What are the tasks? What are the tasks I’m working? What do I care about? What are my long-term goals? And those that that state was pretty rigid. Then I wanted a day to be a session. It’s like, OK, well, if everything is there, but I need to have more context, let’s create a session for the day where everything is stored, like every major decision, even minor decisions, anything that the AI thinks that we need to keep needs to be saved in a session. And that
was kind of it. That was the start. was literally just a state file that had my current state in bullets. And then it was a whole session. And I iterated on it. now Marvin has the file structure is built inside of Cloud Code or inside of the cloud.md file where it says, here’s how you store everything. Here’s
You know, and, so, the other part is I wanted to bookend my days with a start, like a, a good dev team. Right. have a, I have my standup with Marvin every day. So I wanted to have a standup. So that’s my start. And then at the end of the day, I just wanted to just double check where are we at? What, what did we, you know, let’s book in that day and let’s make sure we update that state file and we close that session. And those four things now became what Marvin, like that was the beginning of them. And now.
After that, it just, I started to build on top of it and I said, okay, I need, I need to update throughout the day. well now I need to look at my, at all of my whole week. So then I built a reports functionality. So it will take all of my five sessions that happened that or multiple sessions that happened that week. And it puts them into a, into a weekly report. then if I tell Marvin or ask him, what did we do three weeks ago? Marvin goes back and doesn’t, he’s directed to look at the reports and then.
From there, he can drill down if we need more granularity to the exact session. So that’s kind of the evolution.
Brittany Ellich (15:37) Wow.
Yeah, that’s cool. And where does Marvin live now? Like, is it still just like locally on your machine or have you have you made the jump to another like VPS or anything like that?
Sterling Chin (15:50) I haven’t Marvin still lives 100 % on my machine. have. He’s getting to a point now where I after I mean for me after working with him for months and looking at the sessions, he started to have a little bit harder of a time looking back at what I did in January. I’m recognizing that of course that’s a limitation and so it takes more and more time to go back. So there is now the potential of needing to.
take some type of VPS somewhere or taking him off of my machine. But if he’s off my machine, that also slows down because I have to deal with latency issues. And you’re dealing with, well, do I have network connectivity? Right now, Marvin, the whole repo lives on my machine. I mean, I still push it up to GitHub at the end of the night. so I have, that’s the other, I was going to say, or another thing I could say is the GitHub.

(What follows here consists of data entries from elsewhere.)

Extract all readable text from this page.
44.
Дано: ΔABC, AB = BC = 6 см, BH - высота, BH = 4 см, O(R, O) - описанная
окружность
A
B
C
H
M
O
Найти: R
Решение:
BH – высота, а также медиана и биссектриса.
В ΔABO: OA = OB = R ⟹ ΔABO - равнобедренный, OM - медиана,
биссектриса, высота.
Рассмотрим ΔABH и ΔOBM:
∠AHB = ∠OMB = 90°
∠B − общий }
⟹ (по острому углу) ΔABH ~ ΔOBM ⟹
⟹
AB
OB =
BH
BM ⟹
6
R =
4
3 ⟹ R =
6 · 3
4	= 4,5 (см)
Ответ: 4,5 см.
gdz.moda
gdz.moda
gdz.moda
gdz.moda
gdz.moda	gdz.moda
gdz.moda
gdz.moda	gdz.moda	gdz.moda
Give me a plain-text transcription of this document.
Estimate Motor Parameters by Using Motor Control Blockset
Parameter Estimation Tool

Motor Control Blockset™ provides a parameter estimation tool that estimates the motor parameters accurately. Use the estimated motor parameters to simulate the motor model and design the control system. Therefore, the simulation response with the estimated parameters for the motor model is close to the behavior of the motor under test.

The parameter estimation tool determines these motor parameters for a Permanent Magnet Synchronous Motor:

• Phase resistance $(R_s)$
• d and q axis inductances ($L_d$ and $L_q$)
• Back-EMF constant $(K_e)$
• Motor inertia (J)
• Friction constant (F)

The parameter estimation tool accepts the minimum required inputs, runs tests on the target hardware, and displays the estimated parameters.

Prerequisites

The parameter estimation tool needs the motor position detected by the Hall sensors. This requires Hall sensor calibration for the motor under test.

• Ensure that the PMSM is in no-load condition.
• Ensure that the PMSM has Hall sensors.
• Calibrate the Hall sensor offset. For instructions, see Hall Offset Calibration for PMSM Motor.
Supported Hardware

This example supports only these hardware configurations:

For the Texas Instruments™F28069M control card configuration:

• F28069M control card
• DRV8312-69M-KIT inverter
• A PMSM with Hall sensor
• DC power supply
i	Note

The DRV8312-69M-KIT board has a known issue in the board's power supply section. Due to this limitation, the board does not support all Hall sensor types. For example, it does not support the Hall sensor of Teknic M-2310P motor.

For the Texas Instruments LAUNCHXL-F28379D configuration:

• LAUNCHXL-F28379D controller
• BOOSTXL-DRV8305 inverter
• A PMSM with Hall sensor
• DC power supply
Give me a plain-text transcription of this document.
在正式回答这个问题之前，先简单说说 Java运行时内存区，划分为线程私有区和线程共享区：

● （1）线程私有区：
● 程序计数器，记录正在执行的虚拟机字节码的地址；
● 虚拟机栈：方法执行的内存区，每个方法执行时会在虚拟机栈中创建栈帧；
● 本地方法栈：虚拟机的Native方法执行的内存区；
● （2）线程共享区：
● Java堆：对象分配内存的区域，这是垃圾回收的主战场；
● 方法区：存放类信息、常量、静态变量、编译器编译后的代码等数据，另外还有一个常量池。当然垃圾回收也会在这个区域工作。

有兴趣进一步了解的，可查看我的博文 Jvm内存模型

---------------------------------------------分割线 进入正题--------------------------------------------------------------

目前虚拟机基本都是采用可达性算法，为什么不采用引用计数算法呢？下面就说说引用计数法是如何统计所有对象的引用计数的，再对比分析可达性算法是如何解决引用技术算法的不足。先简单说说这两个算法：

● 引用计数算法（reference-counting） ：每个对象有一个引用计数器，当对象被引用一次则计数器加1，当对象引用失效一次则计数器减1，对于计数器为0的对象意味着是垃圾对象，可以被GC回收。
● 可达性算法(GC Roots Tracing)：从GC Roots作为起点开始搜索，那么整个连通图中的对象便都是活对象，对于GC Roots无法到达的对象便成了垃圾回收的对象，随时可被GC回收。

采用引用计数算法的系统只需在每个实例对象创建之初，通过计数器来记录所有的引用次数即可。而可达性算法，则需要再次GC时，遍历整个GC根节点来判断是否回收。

History all the commit history Marvin is really like Claude Cote is really good at like breaking up your commits into like manageable pieces That’s also part of that history now that Marvin can go back and look at he’s well I know with the commit history so now I can so there’s that historical aspect of that but Yeah to go back to your question I He still lives because markdown is really really fast actually I’m looking at another way of solving my email triage problems
by actually using and pulling all of my stuff into a SQL light database on my machine. So then Marvin can go faster and not deal with like, like all of the latency issues of API call after API call after API call. It’s like, just pull it, pull it every 10 minutes or pull it every half an hour, pull all of my emails. Now you go and you go and run and triage them for me. Tell me what’s P zero, what’s P one, what’s P two. And then
Brittany Ellich (17:16) you
Sterling Chin (17:39) you know, I’ll go back and look at them. And that’s, so the more I can pull onto my machine still feels like it’s a faster way of dealing with like those issues.
Brittany Ellich (17:50) Yeah, that is so smart. What an interesting way to think about that problem right now. It’s much easier to just have it all locally. I love it. feel like SQLite is really having its moment right now too, where it’s so easy to reach for for these local apps that I’m using SQLite for everything now.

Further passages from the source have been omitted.